Arzt

„Ein kitschiges Bild“ werden manche finden.
Ich mache diese Aufnahme am Montag, 23. Juni.
Vormittags die Diagnose.

Zwei Wochen später, hier im Garten,
noch ein Gespräch mit Lothar – unserem anderen Hausarzt.
Eine Schüssel voll Kirschen steht auf dem Tisch.

Lothar habe ich vor 14 Jahren
bei einer meiner ersten Hausentbindungen kennengelernt.

Er versteht sofort, worum es mir geht:
Um mein Kind in Frieden austragen zu können,
muß ich seinem unausweichlichen Tod ins Auge sehen.

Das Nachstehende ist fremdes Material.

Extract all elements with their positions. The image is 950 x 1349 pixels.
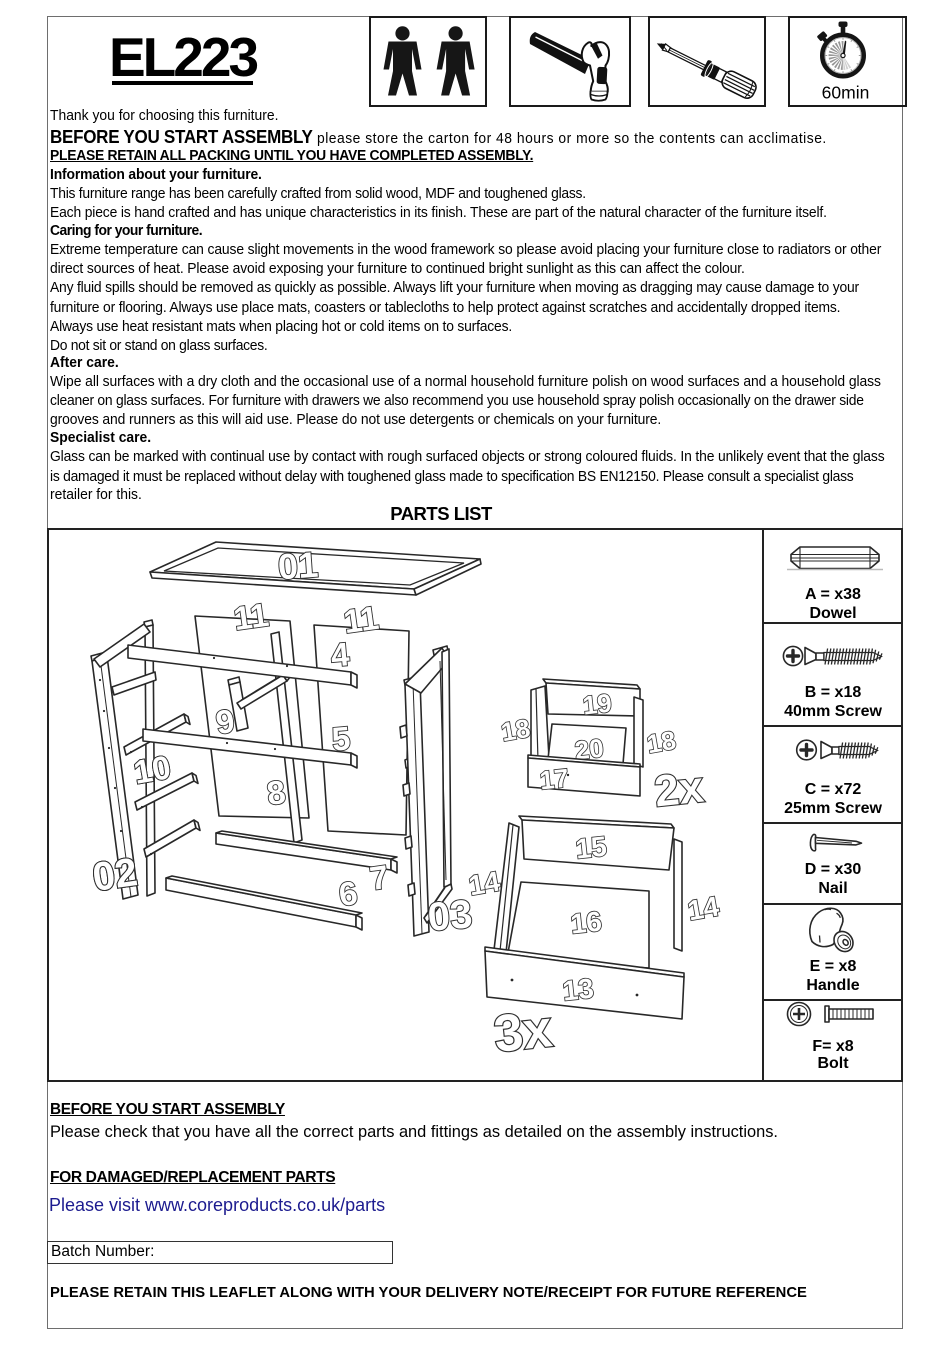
svg-text:10: 10: [131, 748, 174, 791]
svg-text:2x: 2x: [652, 763, 706, 817]
svg-text:60min: 60min: [822, 83, 870, 103]
svg-text:18: 18: [499, 713, 533, 748]
svg-text:18: 18: [645, 725, 679, 760]
svg-text:01: 01: [277, 544, 320, 588]
svg-text:13: 13: [561, 972, 595, 1006]
svg-text:16: 16: [569, 905, 603, 939]
svg-text:11: 11: [231, 596, 271, 637]
svg-text:5: 5: [330, 719, 352, 757]
svg-text:3x: 3x: [491, 1000, 555, 1064]
svg-text:14: 14: [685, 890, 721, 926]
svg-text:03: 03: [426, 892, 474, 940]
svg-text:17: 17: [538, 763, 570, 796]
svg-text:14: 14: [466, 865, 502, 901]
svg-text:02: 02: [90, 850, 140, 900]
svg-text:19: 19: [581, 688, 613, 721]
svg-text:15: 15: [574, 830, 608, 864]
svg-text:11: 11: [341, 599, 381, 640]
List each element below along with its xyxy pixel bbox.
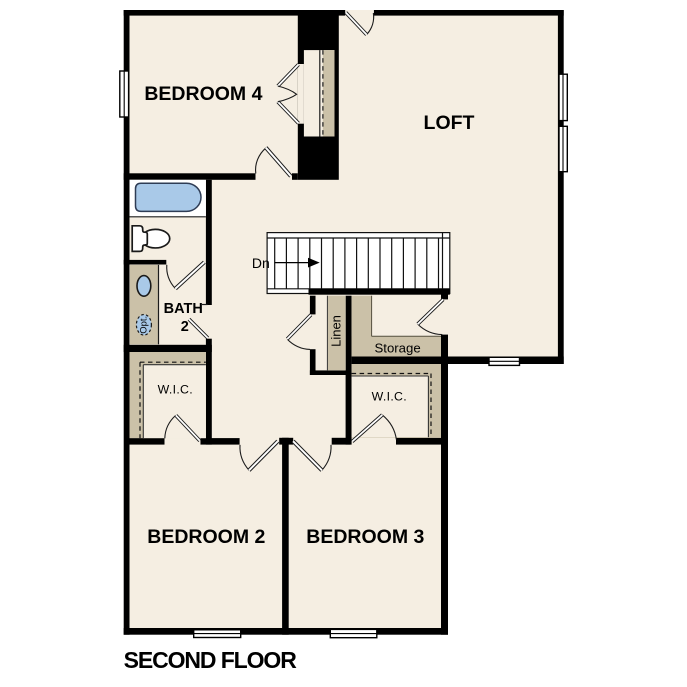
- svg-text:BATH: BATH: [164, 301, 203, 317]
- svg-text:2: 2: [181, 319, 189, 335]
- svg-text:Linen: Linen: [329, 315, 344, 347]
- svg-text:BEDROOM 2: BEDROOM 2: [147, 526, 265, 548]
- svg-text:BEDROOM 4: BEDROOM 4: [144, 83, 262, 105]
- svg-text:W.I.C.: W.I.C.: [372, 389, 407, 403]
- svg-text:BEDROOM 3: BEDROOM 3: [306, 526, 424, 548]
- svg-text:Dn: Dn: [252, 255, 270, 271]
- svg-text:Opt.: Opt.: [139, 316, 150, 334]
- svg-text:W.I.C.: W.I.C.: [158, 382, 193, 396]
- svg-text:LOFT: LOFT: [424, 112, 475, 134]
- svg-text:Storage: Storage: [374, 341, 420, 356]
- svg-text:SECOND FLOOR: SECOND FLOOR: [124, 647, 298, 673]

Er wird zu unserer Hausgeburt kommen,
falls sich das Kind so entwickelt,
daß seine Geburt auf natürlichem Wege möglich ist.

Es könnte sein,
daß Flüssigkeitsansammlungen in den Hirnkammern
den Kopf von meinem Kind so groß werden lassen,
daß er nicht mehr durch mein Becken paßt.

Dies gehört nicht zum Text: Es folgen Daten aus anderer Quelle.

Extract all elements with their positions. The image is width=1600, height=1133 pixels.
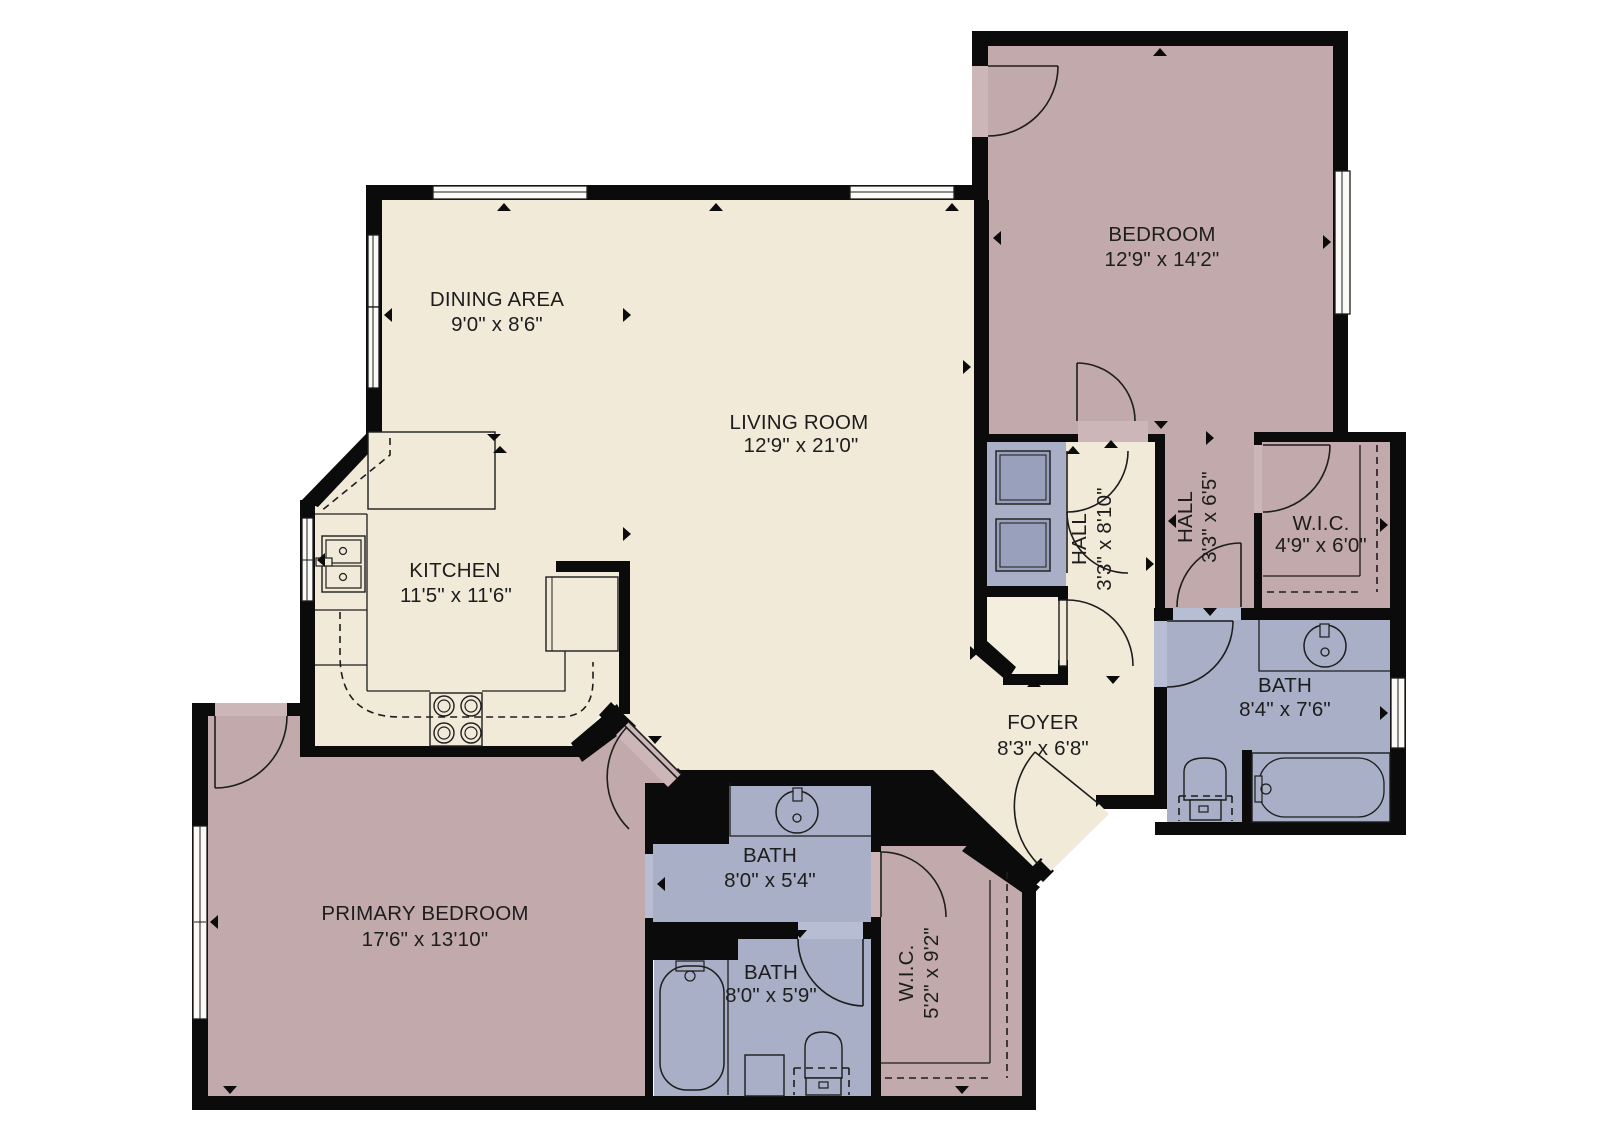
svg-text:W.I.C.: W.I.C. xyxy=(895,944,918,1001)
svg-text:3'3" x 8'10": 3'3" x 8'10" xyxy=(1093,487,1116,590)
svg-text:DINING AREA: DINING AREA xyxy=(430,288,564,311)
svg-text:FOYER: FOYER xyxy=(1007,711,1079,734)
svg-text:BEDROOM: BEDROOM xyxy=(1108,223,1215,246)
svg-text:PRIMARY BEDROOM: PRIMARY BEDROOM xyxy=(321,902,528,925)
svg-text:LIVING ROOM: LIVING ROOM xyxy=(730,411,869,434)
svg-text:8'0" x 5'9": 8'0" x 5'9" xyxy=(725,984,817,1007)
svg-text:W.I.C.: W.I.C. xyxy=(1292,512,1349,535)
svg-text:9'0" x 8'6": 9'0" x 8'6" xyxy=(451,313,543,336)
svg-text:BATH: BATH xyxy=(744,961,798,984)
svg-text:8'4" x 7'6": 8'4" x 7'6" xyxy=(1239,698,1331,721)
svg-text:HALL: HALL xyxy=(1174,491,1197,543)
svg-text:12'9" x 14'2": 12'9" x 14'2" xyxy=(1104,248,1219,271)
svg-text:4'9" x 6'0": 4'9" x 6'0" xyxy=(1275,534,1367,557)
svg-text:3'3" x 6'5": 3'3" x 6'5" xyxy=(1198,471,1221,563)
svg-text:11'5" x 11'6": 11'5" x 11'6" xyxy=(400,584,512,607)
svg-text:5'2" x 9'2": 5'2" x 9'2" xyxy=(920,927,943,1019)
svg-text:12'9" x 21'0": 12'9" x 21'0" xyxy=(743,434,858,457)
svg-text:8'3" x 6'8": 8'3" x 6'8" xyxy=(997,737,1089,760)
svg-text:BATH: BATH xyxy=(743,844,797,867)
svg-text:8'0" x 5'4": 8'0" x 5'4" xyxy=(724,869,816,892)
svg-text:17'6" x 13'10": 17'6" x 13'10" xyxy=(362,928,489,951)
svg-text:HALL: HALL xyxy=(1068,513,1091,565)
svg-text:BATH: BATH xyxy=(1258,674,1312,697)
svg-text:KITCHEN: KITCHEN xyxy=(409,559,500,582)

Auch die kleine Geschwulst,
an einer offenen Stelle der Wirbelsäule,
könnte in den nächsten Monaten noch wachsen,
daß sie zum Geburtshindernis würde.

Für den schwierigsten Fall,
daß ein Kaiserschnitt notwendig wird,
trifft Lothar mit einem befreundeten Gynäkologen eine Verabredung:
Mein Kind würde auf dessen Privatstation in einer Klinik
von meinen Ärzten und meiner Familie in Empfang genommen werden
und in meinem Sinne beschützt, solange es lebt,
falls ich es selbst nicht kann.

Lothar sieht das Leben von meinem Kind viel begrenzter als Marina.
Und auch, daß es von mir nicht jedes Opfer erwarten kann, wenn ich es austrage.